2) $$ f(x,y)=\cases{ {e^{-1/x^2}y\over e^{-2/x^2}+y^2 },& if $x\ne 0$\cr 0,&$x=0$} $$

Here the limit of $f$ as $(x,y)$ makes any approach to the origin along a curve of the form $y=cx^{m/n}$, where $c\ne0$ and $m,n$ are relatively prime positive integers, is $0$. Yet $f$ does not have a limit at $(0,0)$, as there are points arbitrarily near the origin at which $f$ takes the value $1/2$ (namely $(a,e^{-1/a^2})$.

Answer 2

@DavidMitra had some great input. Not sure if this is useful, but if you take the gradient of his example, you find the $x$ and $y$ components share a common factor, $(y-x^2)$. So call his expression $f(x,y)$. Then $\nabla f = (y-x^2)\vec{u}$

$df=\nabla f \cdot (dx \hat{i}+dy\hat{j})=(y-x^2)\hat{u}\cdot (dx \hat{i}+dy\hat{j})$

So $y=x^2\implies df=0$. Indeed as he mentions $f(y=x^2)=1/2$ everywhere but the origin.

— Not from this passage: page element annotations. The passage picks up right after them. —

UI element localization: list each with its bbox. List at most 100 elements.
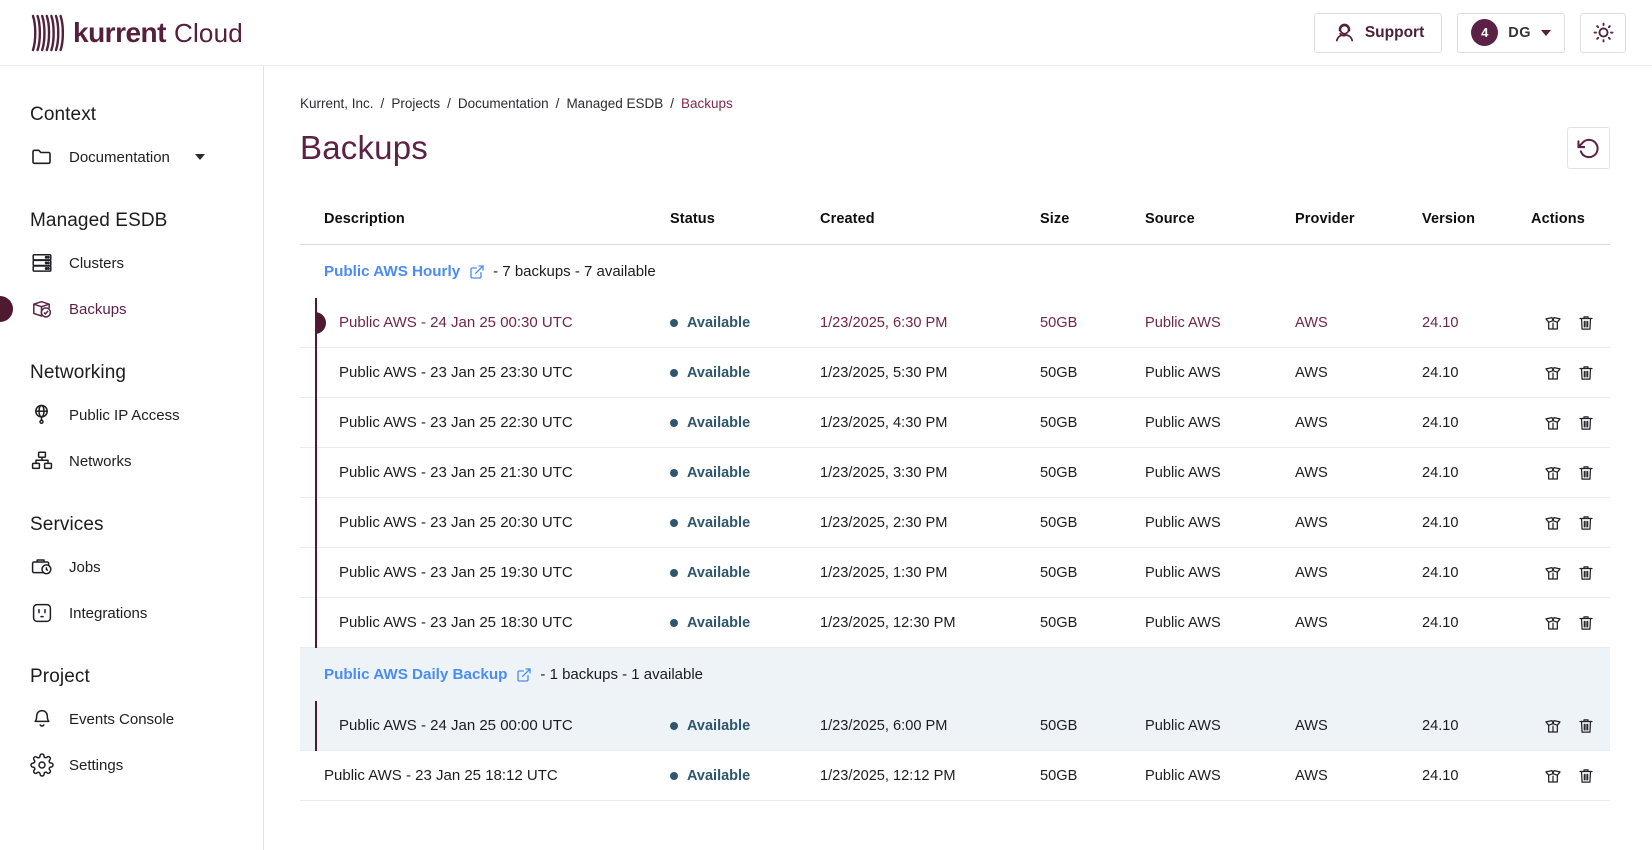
restore-icon [1543, 413, 1563, 433]
backups-table: Description Status Created Size Source P… [300, 193, 1610, 801]
source-cell: Public AWS [1145, 565, 1295, 581]
restore-icon [1543, 716, 1563, 736]
external-link-icon[interactable] [469, 264, 485, 280]
status-cell: Available [670, 565, 820, 581]
restore-button[interactable] [1543, 413, 1563, 433]
size-cell: 50GB [1040, 315, 1145, 331]
sidebar-heading-networking: Networking [30, 362, 253, 384]
restore-icon [1543, 313, 1563, 333]
logo-brand-text: kurrent [73, 17, 166, 49]
main-content: Kurrent, Inc./Projects/Documentation/Man… [264, 66, 1652, 850]
backup-group-link[interactable]: Public AWS Daily Backup [324, 666, 507, 683]
backup-group-body: Public AWS - 24 Jan 25 00:00 UTCAvailabl… [300, 701, 1610, 751]
restore-icon [1543, 766, 1563, 786]
bell-icon [30, 707, 54, 731]
status-cell: Available [670, 415, 820, 431]
description-cell: Public AWS - 23 Jan 25 23:30 UTC [300, 364, 670, 381]
trash-icon [1576, 563, 1596, 583]
actions-cell [1531, 716, 1610, 736]
jobs-icon [30, 555, 54, 579]
delete-button[interactable] [1576, 563, 1596, 583]
integrations-icon [30, 601, 54, 625]
backup-row[interactable]: Public AWS - 23 Jan 25 18:12 UTCAvailabl… [300, 751, 1610, 801]
provider-cell: AWS [1295, 415, 1422, 431]
backup-row[interactable]: Public AWS - 24 Jan 25 00:00 UTCAvailabl… [300, 701, 1610, 751]
table-body: Public AWS Hourly- 7 backups - 7 availab… [300, 245, 1610, 801]
backup-row[interactable]: Public AWS - 23 Jan 25 18:30 UTCAvailabl… [300, 598, 1610, 648]
provider-cell: AWS [1295, 768, 1422, 784]
breadcrumb-link[interactable]: Documentation [458, 96, 549, 111]
source-cell: Public AWS [1145, 718, 1295, 734]
sidebar-item-events-console[interactable]: Events Console [30, 704, 253, 734]
backup-row[interactable]: Public AWS - 23 Jan 25 21:30 UTCAvailabl… [300, 448, 1610, 498]
restore-button[interactable] [1543, 313, 1563, 333]
delete-button[interactable] [1576, 766, 1596, 786]
source-cell: Public AWS [1145, 615, 1295, 631]
breadcrumb-separator: / [447, 96, 451, 111]
actions-cell [1531, 363, 1610, 383]
sidebar-item-integrations[interactable]: Integrations [30, 598, 253, 628]
refresh-button[interactable] [1567, 127, 1610, 169]
actions-cell [1531, 313, 1610, 333]
sidebar-item-backups[interactable]: Backups [30, 294, 253, 324]
restore-button[interactable] [1543, 613, 1563, 633]
delete-button[interactable] [1576, 716, 1596, 736]
backup-group-link[interactable]: Public AWS Hourly [324, 263, 460, 280]
created-cell: 1/23/2025, 1:30 PM [820, 565, 1040, 581]
backup-row[interactable]: Public AWS - 23 Jan 25 20:30 UTCAvailabl… [300, 498, 1610, 548]
topbar: kurrent Cloud Support 4 DG [0, 0, 1652, 66]
source-cell: Public AWS [1145, 315, 1295, 331]
restore-button[interactable] [1543, 766, 1563, 786]
external-link-icon[interactable] [516, 667, 532, 683]
user-menu-button[interactable]: 4 DG [1457, 13, 1565, 53]
restore-button[interactable] [1543, 363, 1563, 383]
restore-icon [1543, 363, 1563, 383]
status-label: Available [687, 365, 750, 381]
sidebar-item-settings[interactable]: Settings [30, 750, 253, 780]
status-icon [670, 772, 678, 780]
sidebar-item-jobs[interactable]: Jobs [30, 552, 253, 582]
table-header-row: Description Status Created Size Source P… [300, 193, 1610, 245]
backups-icon [30, 297, 54, 321]
delete-button[interactable] [1576, 513, 1596, 533]
delete-button[interactable] [1576, 413, 1596, 433]
backup-row[interactable]: Public AWS - 23 Jan 25 19:30 UTCAvailabl… [300, 548, 1610, 598]
delete-button[interactable] [1576, 463, 1596, 483]
size-cell: 50GB [1040, 365, 1145, 381]
restore-button[interactable] [1543, 716, 1563, 736]
restore-button[interactable] [1543, 563, 1563, 583]
breadcrumb-link[interactable]: Managed ESDB [566, 96, 663, 111]
trash-icon [1576, 716, 1596, 736]
sidebar-item-public-ip-access[interactable]: Public IP Access [30, 400, 253, 430]
logo-suffix-text: Cloud [174, 18, 243, 49]
delete-button[interactable] [1576, 313, 1596, 333]
status-cell: Available [670, 315, 820, 331]
restore-button[interactable] [1543, 463, 1563, 483]
support-button[interactable]: Support [1314, 13, 1442, 53]
provider-cell: AWS [1295, 465, 1422, 481]
sidebar-item-label: Networks [69, 453, 132, 470]
sidebar-item-clusters[interactable]: Clusters [30, 248, 253, 278]
context-selector-label: Documentation [69, 149, 170, 166]
delete-button[interactable] [1576, 363, 1596, 383]
created-cell: 1/23/2025, 6:00 PM [820, 718, 1040, 734]
backup-row[interactable]: Public AWS - 24 Jan 25 00:30 UTCAvailabl… [300, 298, 1610, 348]
provider-cell: AWS [1295, 515, 1422, 531]
context-selector-documentation[interactable]: Documentation [30, 142, 253, 172]
backup-row[interactable]: Public AWS - 23 Jan 25 22:30 UTCAvailabl… [300, 398, 1610, 448]
backup-row[interactable]: Public AWS - 23 Jan 25 23:30 UTC Availabl… [300, 348, 1610, 398]
breadcrumb-link[interactable]: Projects [391, 96, 440, 111]
restore-button[interactable] [1543, 513, 1563, 533]
description-cell: Public AWS - 24 Jan 25 00:30 UTC [300, 314, 670, 331]
kurrent-cloud-logo[interactable]: kurrent Cloud [30, 13, 243, 53]
breadcrumb-link[interactable]: Kurrent, Inc. [300, 96, 374, 111]
page-title: Backups [300, 129, 428, 167]
version-cell: 24.10 [1422, 365, 1531, 381]
theme-toggle-button[interactable] [1580, 13, 1626, 53]
column-header-version: Version [1422, 211, 1531, 227]
breadcrumb-separator: / [381, 96, 385, 111]
delete-button[interactable] [1576, 613, 1596, 633]
trash-icon [1576, 363, 1596, 383]
created-cell: 1/23/2025, 3:30 PM [820, 465, 1040, 481]
sidebar-item-networks[interactable]: Networks [30, 446, 253, 476]
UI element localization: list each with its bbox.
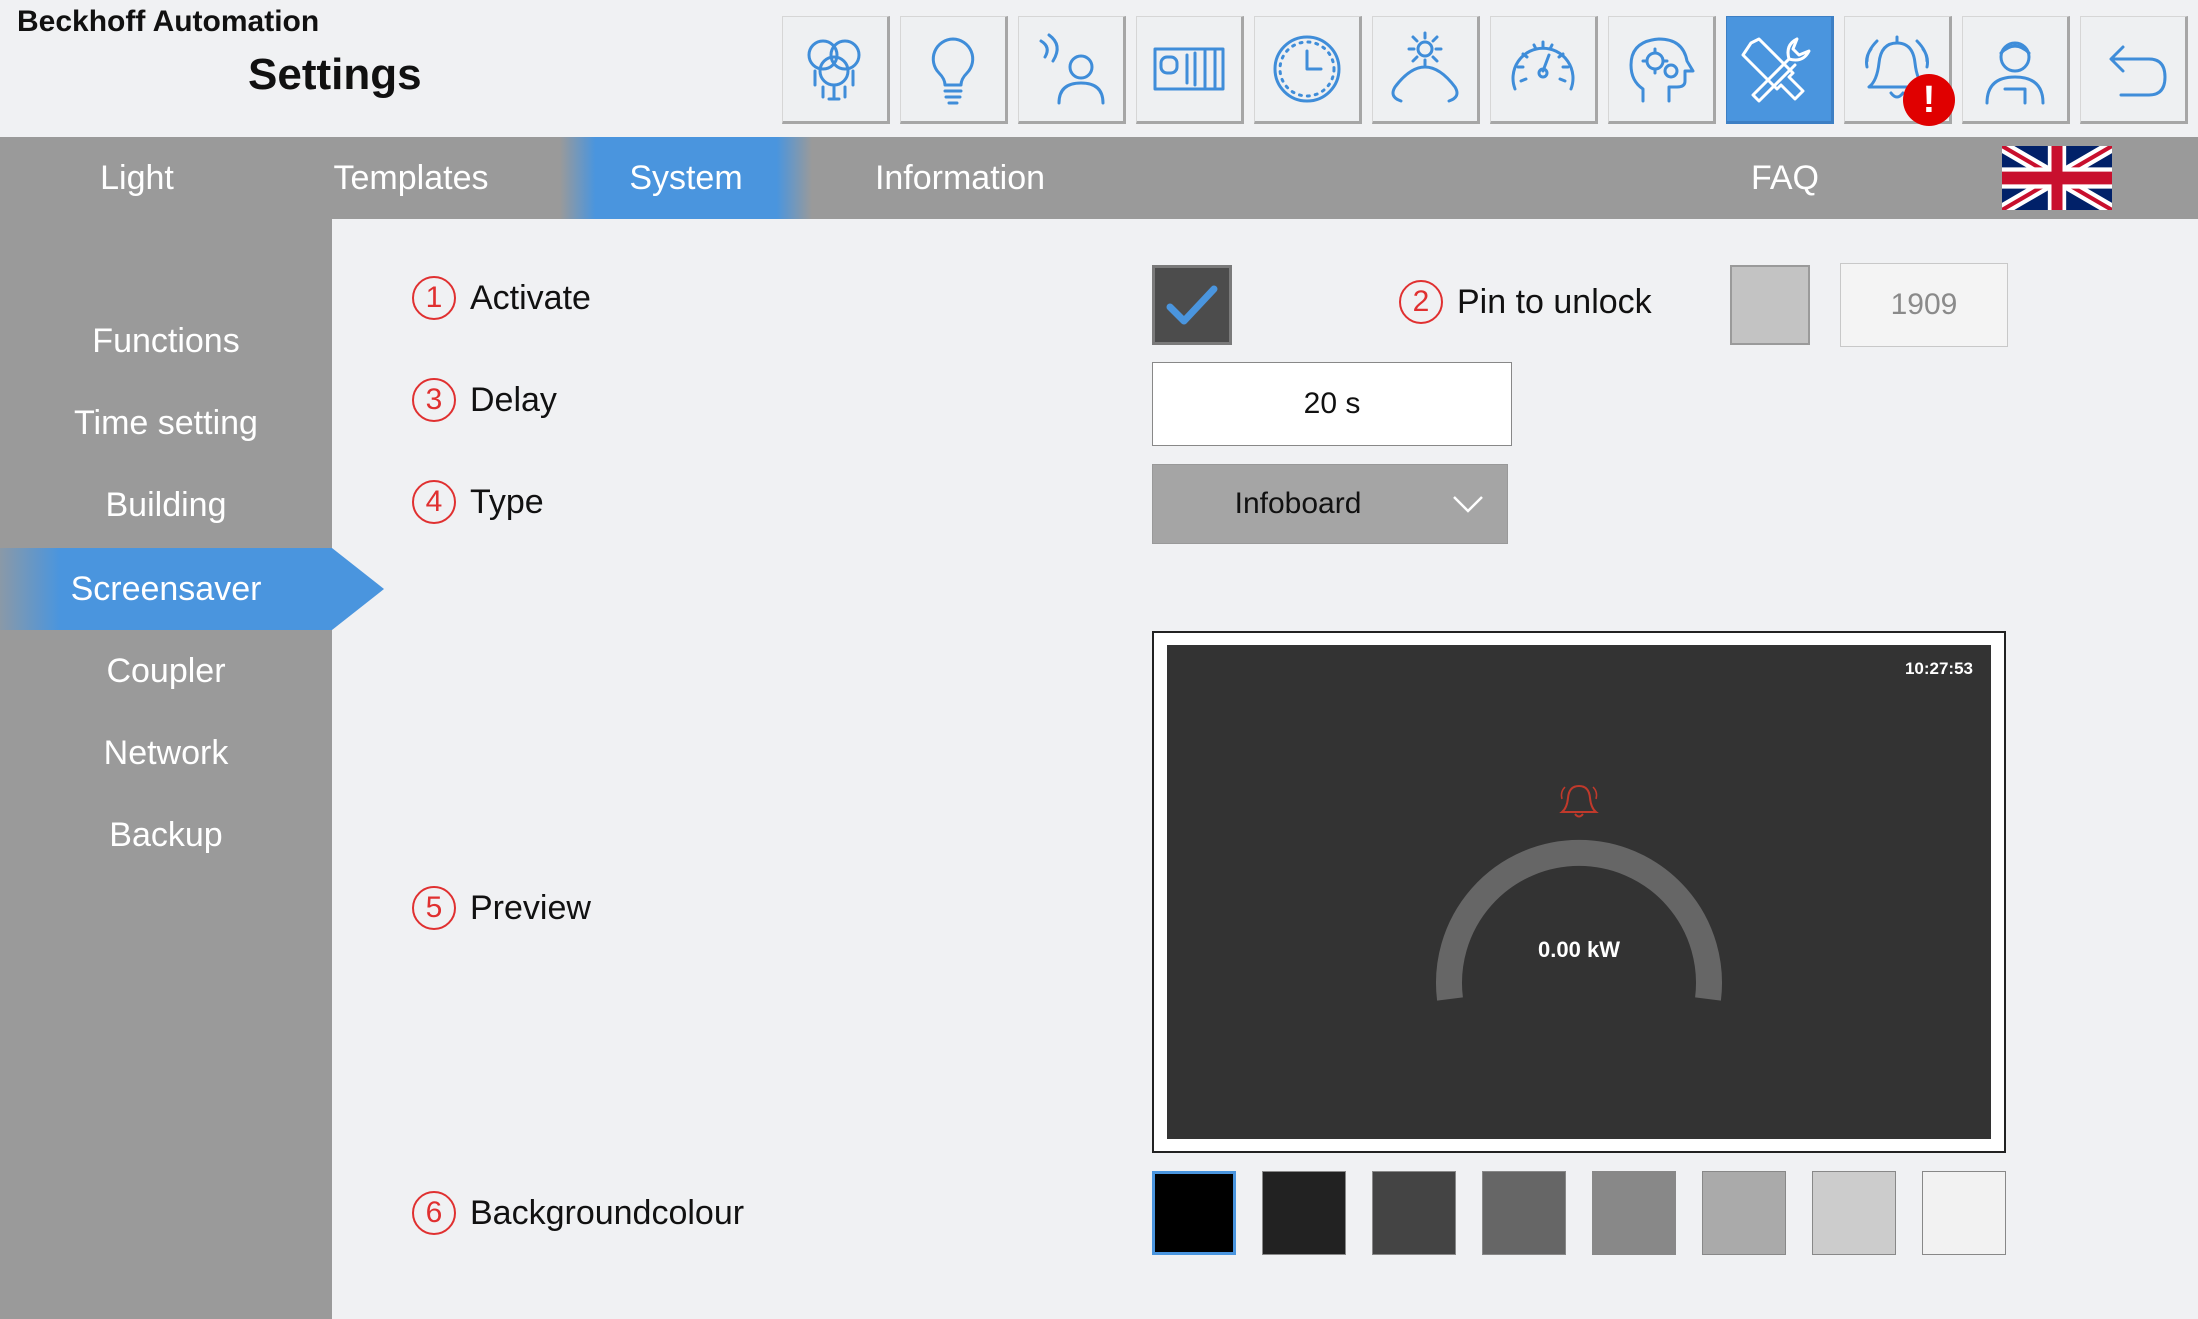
toolbar-button-user[interactable] bbox=[1962, 16, 2070, 124]
toolbar-button-back[interactable] bbox=[2080, 16, 2188, 124]
tab-information[interactable]: Information bbox=[860, 137, 1060, 219]
colour-swatch[interactable] bbox=[1482, 1171, 1566, 1255]
colour-swatch[interactable] bbox=[1372, 1171, 1456, 1255]
top-navigation: Light Templates System Information FAQ bbox=[0, 137, 2198, 219]
sidebar-item-functions[interactable]: Functions bbox=[0, 300, 332, 382]
daylight-icon bbox=[1391, 31, 1459, 103]
type-selected-value: Infoboard bbox=[1234, 487, 1362, 520]
sidebar-item-coupler[interactable]: Coupler bbox=[0, 630, 332, 712]
sidebar-item-network[interactable]: Network bbox=[0, 712, 332, 794]
colour-swatch[interactable] bbox=[1812, 1171, 1896, 1255]
sidebar-item-building[interactable]: Building bbox=[0, 464, 332, 546]
sidebar: Functions Time setting Building Screensa… bbox=[0, 219, 332, 1319]
type-row-label: 4 Type bbox=[412, 480, 544, 524]
toolbar-button-light[interactable] bbox=[900, 16, 1008, 124]
activate-label: Activate bbox=[470, 278, 591, 317]
colour-swatch[interactable] bbox=[1592, 1171, 1676, 1255]
colour-swatch[interactable] bbox=[1922, 1171, 2006, 1255]
light-bulb-icon bbox=[931, 37, 975, 105]
toolbar-button-lighting-group[interactable] bbox=[782, 16, 890, 124]
tab-faq[interactable]: FAQ bbox=[1725, 137, 1845, 219]
activate-checkbox[interactable] bbox=[1152, 265, 1232, 345]
alarm-badge: ! bbox=[1903, 74, 1955, 126]
type-dropdown[interactable]: Infoboard bbox=[1152, 464, 1508, 544]
sidebar-item-backup[interactable]: Backup bbox=[0, 794, 332, 876]
delay-input[interactable]: 20 s bbox=[1152, 362, 1512, 446]
energy-meter-icon bbox=[1511, 40, 1575, 91]
pin-checkbox[interactable] bbox=[1730, 265, 1810, 345]
pin-label: Pin to unlock bbox=[1457, 282, 1652, 321]
delay-label: Delay bbox=[470, 380, 557, 419]
preview-screen: 10:27:53 0.00 kW bbox=[1167, 645, 1991, 1139]
step-number: 3 bbox=[412, 378, 456, 422]
delay-row-label: 3 Delay bbox=[412, 378, 557, 422]
pin-input[interactable] bbox=[1840, 263, 2008, 347]
step-number: 2 bbox=[1399, 280, 1443, 324]
company-name: Beckhoff Automation bbox=[17, 5, 320, 38]
preview-power-value: 0.00 kW bbox=[1538, 937, 1620, 962]
header: Beckhoff Automation Settings ! bbox=[0, 0, 2198, 137]
preview-frame: 10:27:53 0.00 kW bbox=[1152, 631, 2006, 1153]
colour-swatch[interactable] bbox=[1152, 1171, 1236, 1255]
tab-system[interactable]: System bbox=[560, 137, 812, 219]
toolbar-button-settings[interactable] bbox=[1726, 16, 1834, 124]
toolbar-button-blinds[interactable] bbox=[1136, 16, 1244, 124]
presence-detector-icon bbox=[1039, 33, 1105, 105]
colour-swatch[interactable] bbox=[1262, 1171, 1346, 1255]
head-gears-icon bbox=[1629, 37, 1695, 103]
toolbar-button-presence[interactable] bbox=[1018, 16, 1126, 124]
preview-alarm-icon bbox=[1559, 784, 1599, 818]
step-number: 6 bbox=[412, 1191, 456, 1235]
preview-label: Preview bbox=[470, 888, 591, 927]
step-number: 4 bbox=[412, 480, 456, 524]
blinds-icon bbox=[1153, 47, 1225, 91]
lighting-group-icon bbox=[807, 39, 861, 101]
toolbar-button-daylight[interactable] bbox=[1372, 16, 1480, 124]
uk-flag-icon[interactable] bbox=[2002, 146, 2112, 210]
background-label: Backgroundcolour bbox=[470, 1193, 745, 1232]
preview-row-label: 5 Preview bbox=[412, 886, 591, 930]
chevron-down-icon bbox=[1453, 496, 1483, 513]
type-label: Type bbox=[470, 482, 544, 521]
sidebar-active-indicator bbox=[332, 548, 384, 630]
activate-row-label: 1 Activate bbox=[412, 276, 591, 320]
colour-swatch[interactable] bbox=[1702, 1171, 1786, 1255]
toolbar-button-automation[interactable] bbox=[1608, 16, 1716, 124]
sidebar-item-time-setting[interactable]: Time setting bbox=[0, 382, 332, 464]
user-icon bbox=[1985, 41, 2045, 105]
preview-gauge bbox=[1436, 784, 1722, 1001]
tools-icon bbox=[1741, 37, 1811, 103]
back-arrow-icon bbox=[2109, 45, 2167, 97]
toolbar-button-energy[interactable] bbox=[1490, 16, 1598, 124]
tab-templates[interactable]: Templates bbox=[311, 137, 511, 219]
step-number: 1 bbox=[412, 276, 456, 320]
clock-icon bbox=[1273, 35, 1341, 103]
step-number: 5 bbox=[412, 886, 456, 930]
page-title: Settings bbox=[248, 50, 422, 99]
sidebar-item-screensaver[interactable]: Screensaver bbox=[0, 548, 332, 630]
pin-row-label: 2 Pin to unlock bbox=[1399, 280, 1652, 324]
checkmark-icon bbox=[1166, 285, 1218, 325]
tab-light[interactable]: Light bbox=[42, 137, 232, 219]
toolbar-button-clock[interactable] bbox=[1254, 16, 1362, 124]
background-row-label: 6 Backgroundcolour bbox=[412, 1191, 744, 1235]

If you can construct a sequence of ordered pairs approaching the origin $(x_n,y_n) \to (0,0)$ and another sequence $(x_m,y_m)\to (0,0)$ and $\lim_{n\to \infty} f(x_n,y_n) \ne \lim_{m \to \infty} f(x_m,y_m)$, the limit doesn't exist because a limit must be unique.

The limit is $0$ if $y_m=c_2\cdot x_m$, but the limit is $1/2$ if $y_n=x_n^2$.

Take the gradient of your problem and the components do not share a common factor apart from $x$.

So while $y=mx$ doesn't guarantee a valid proof, it looks like it doesn't offer the same kind of counter example.

To answer your overall question, I'm thinking you have to consider the limit on all continuous paths, and you can do that by taking the gradient.